Devrim’in yapımına yetişemediğini ancak teknik resim derslerini otomobili çizen mühendislerden aldığını anlatan Karasu, şöyle konuştu:
“Devrim projesinde çalışanlarla aynı ortamda bulunma şansını yakaladım. Bu fabrikanın duvarları içinde Devrim’i yapan ustaların sahip olduğu ruh bizlere de öğretildi. Seri imalata geçemediği için yarım kalmış bir proje gibi görünse de fabrika burada üzerine düşeni yapmıştır. Bu fabrikada hiçbir iş yarım kalmaz. 2017 eylül ayının sonundan itibaren Devrim Otomobili Müzesi’nin tasarımına başladık. 24 Nisan 2018’de ziyarete açtık. Daha sonra resmi müze statüsünü kazandı. Bahçe ve bina içi olmak üzere iki ayrı ünitede hizmet veriyor.”
“Olağanüstü bir yerlilik oranına sahip”
Üretilen 4 Devrim otomobilinden sadece bir tanesinin bugüne ulaştığına dikkati çeken Karasu, şunları kaydetti:
“İkisi fabrikada kaza kırıma uğradı. Birine ise forklift girdi. Söz konusu otomobil elimizde kalan son Devrim için yedek parça sağladı. Elimizdeki araç ise birçok kez tamirat geçirdi. Müze yapılma sürecinde en esaslı restorasyonunu geçirdi. Tamamen söküldü. Aracın orijinal boya ve parçalarına ulaştık. Sadece, o da çok yıprandığı için bagaj kapağı değiştirildi. Elimizdeki Devrim otomobili yapıldığı süreçten daha iyi durumda.

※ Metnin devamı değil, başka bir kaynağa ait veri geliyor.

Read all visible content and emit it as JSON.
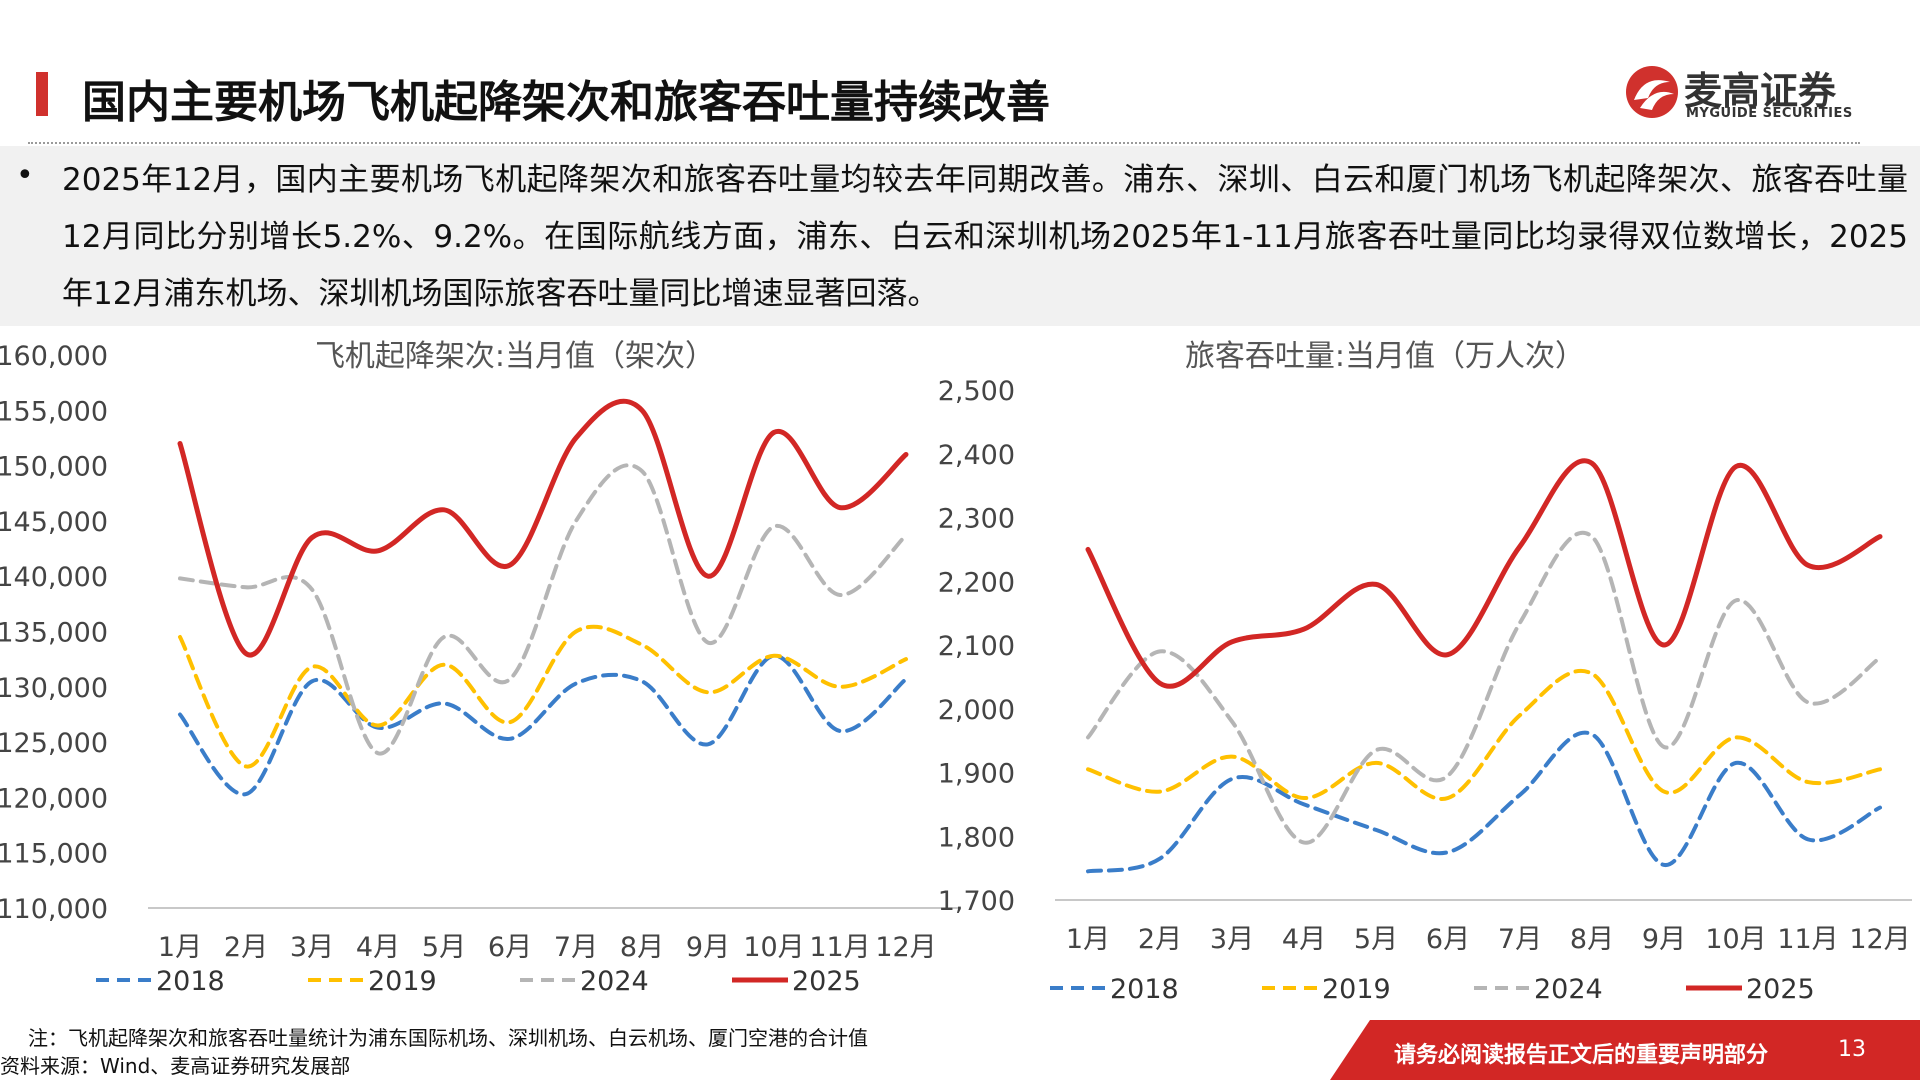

Devrim otomobili yapıldığı dönemde olağanüstü bir yerlilik oranına sahip. Müzemizde Devrim’in yaşıtı Amerikan, Alman, Fransız araçlarının yerlilik oranı yüzdeleri de var. Devrim onların çok üzerinde, yüzde 85 civarında yerlilik oranına sahip bir otomobildir. Radyatörü, farları ve camları dışarıdan geldi. Onun dışında eşi benzeri olmayan el yapımı bir araç. Devrim, otomobil tarihimizin en kıdemli babasıdır. TOGG’un da babasıdır.”
Karasu, TOGG’un lansmanına Devrim otomobilinin götürülmesinin kendilerini onurlandırdığını ifade etti.
Ziyaretçiler duygulanıyor
Devrim’i görmek için İstanbul’dan gelen Buğra Özçakır da ilk kez gördüğü aracın Cumhuriyet’i hatırlattığını belirterek, “O gün ne kadar güçlü olduğumuzu, neler başardığımızı anlatıyor. O dönemdeki zorluklarla bu aracı yapmak muhteşem bir şey.” diye konuştu
Amasya’dan Semiha Polatlı ise daha önce filmlerden takip ettiği Devrim’i yakından görmekten duyduğu mutluluğu dile getirerek, “Görünce tüylerim diken diken oldu.” dedi.
Çorum’dan gelen emekli öğretmen Seyhan Can da Devrim’in Türk milletinin istediğinde neler yapabileceğinin en önemli göstergesi olduğunu vurguladı.
“Devrim”in hikayesi
O dönem adı Eskişehir Demiryolu Fabrikaları olan TÜRASAŞ’ta, 4. Cumhurbaşkanı Cemal Gürsel’in talimatıyla üretilen 4 otomobil, 1961 yılında trenle Ankara’ya götürüldü.
Demiryolu kanunları gereğince deposuna az akaryakıt konulan bu araçlardan biri, Gürsel’in test amacıyla kullandığı sırada yakıtı bitince durdu. Bunun ardından trenle Ankara’dan Eskişehir’e getirilen ve Devrim adı verilen otomobil, bir süre fabrika içinde kullanıldı.
TÜRASAŞ’ta sergilenen “0002” şasi ve “0002” motor numaralı Devrim, lastikleri ile ön ve arka camı dışında tamamen yerli olarak 4,5 ayda üretildi.
Uzun ve kısa farları ayakla çalışan, kontak anahtarıyla veya manuel olarak da çalıştırılabilen Devrim, bu özellikleriyle de dikkati çekiyor. 1250 kilogram ağırlığında ve saatte 140 kilometre hız göstergesine sahip Devrim’e güvenlik gerekçesiyle benzin konulmuyor, otomobil aküsü sökülmüş halde bulunuyor.